Filmstarts à la carte
: Zu früh triumphiert

■ Der quantitative Anteil von Kinderfilmen am wöchentlichen Berliner Kinoprogramm ist durchaus bedeutsam. Und das nicht nur, wenn - wie in der kommenden Woche - gerade einmal die Märchentage stattfinden. Demgegenüber gestaltet sich die kritische Würdigung des Kinos für Kids in den Medien allerdings eher mickerig. Deshalb an dieser Stelle heute ein kleines Kinderfilm-Special: Im Rahmen der erwähnten Märchentage zeigt das Balázs-Kino die skandinavische Produktion „Das Auge des Adlers“ von Peter Flinth, die ihren Betrachter flugs ins Mittelalter entführt. Da muss sich der zunächst recht hochmütige Königssohn Valdemar mit einem gleichaltrigen Küchenjungen zusammenraufen, um einen Anschlag auf seines Vaters Leben und Thron zu vereiteln. Dank der pädagogisch korrekten Überwindung der Klassenschranken gelingt es den beiden dann aber, sogar mächtige Feinde wie einen selbstsüchtigen Bischof und den einäugigen Ritter mit seinem geheimnisvollen Adler zu besiegen. Dabei bleiben die Abenteuer der beiden Jungen weitgehend spannend - nur der Kunstnebel wabert vielleicht ein wenig heftig durch die Kulissen.

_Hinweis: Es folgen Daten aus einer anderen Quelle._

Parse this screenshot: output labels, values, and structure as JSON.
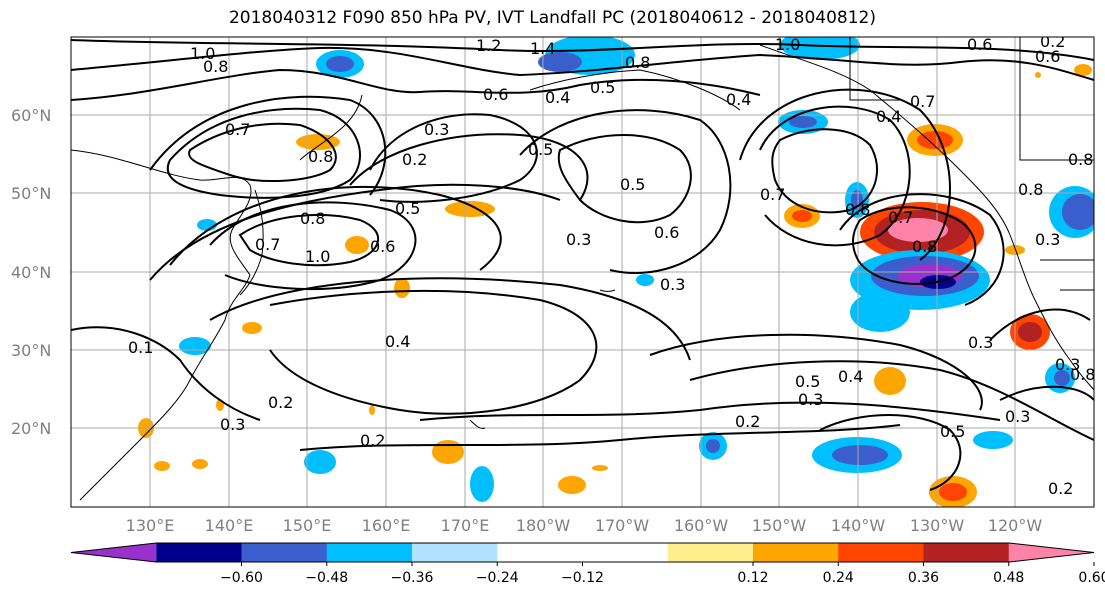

„Das Auge des Adlers“ 24./ 26.11. im Balázs

■ Filmisch noch überzeugender gestaltet sich das kleine Meisterwerk „Katja und der Falke“ des Dänen Lars Hesselholdt. Seine Heldin, die neunjährige Katja, ist ein stilles und eher abweisendes Mädchen, dessen Eltern nie Zeit haben und nur über den Anrufbeantworter mit ihr kommunizieren. Hesselholdt zeigt die Eltern anfangs überhaupt nur einmal - und dann bloß ihre Beine. Mit anderen Kindern versteht sich Katja auch nicht, stattdessen beobachtet sie lieber Vögel. So kommt es, dass Katja mit einem aus dem Horst gefallenen Falken während eines Gewitters in einem Lastwagen Unterschlupf sucht und schließlich einschläft. Als sie wieder aufwacht, befindet sie sich in einer italienischen Hafenstadt, wo es vier gewitzten kleinen Jungen nach geringfügigen Anlaufschwierigkeiten trotz der unterschiedlichen Sprachen und Kulturen gelingt, Kontakt zu Katja herzustellen. Der vertieft sich zu einer Freundschaft, als die Kids ihr helfen, den Falken aus den Fängen eines Präparators zu befreien. Wie die kühle kleine Blonde aus dem Norden unter südlicher Sonne langsam auftaut und ihre schon leicht verkümmerten Fähigkeiten zur Kommunikation wiederentdeckt, erzählt Regisseur Hesselholdt fast ohne Worte in einer absolut klaren, faszinierenden Bildsprache.

„Katja und der Falke“ 23.- 29.11. im Broadway, Blauer Stern Pankow, Eiszeit, Passage

■ Ebenfalls aus Skandinavien stammt „Tsatsiki - Tintenfische und erste Küsse“, die Geschichte vom achtjährigen Tobias alias „Tsatsiki“, der nur allzu gern seinen ihm unbekannten Vater, eine griechische Ex-Urlaubsliebe seiner Mutter, kennen lernen möchte. Die Mama ist von dem Gedanken zunächst gar nicht begeistert -auch wenn es am Ende dank Tsatsikis Initiative doch noch zu dem mit Spannung erwarteten Treffen kommt. Doch eigentlich geht es der schwedischen Regisseurin Ella Lemhagen eher um die ganz alltäglichen - und trotzdem ungemein wichtigen - Dinge im Leben ihres Protagonisten: das kleine blonde Mädchen, bei dem Tsatsiki sich Chancen ausrechnet, die gewalttätigen Auseinandersetzungen mit dem Schulrowdy, die komplizierten Beziehungskisten der Mutter. Ein Leben, in dem nicht immer alles so klappt wie man es plant, und wo Tsatsiki auch schon einmal zu früh triumphiert und dann doch noch eins auf die Nase bekommt. Aber der Grundton bleibt immer optimistisch - und die nächste Party bei der netten kleinen Blonden kommt bestimmt.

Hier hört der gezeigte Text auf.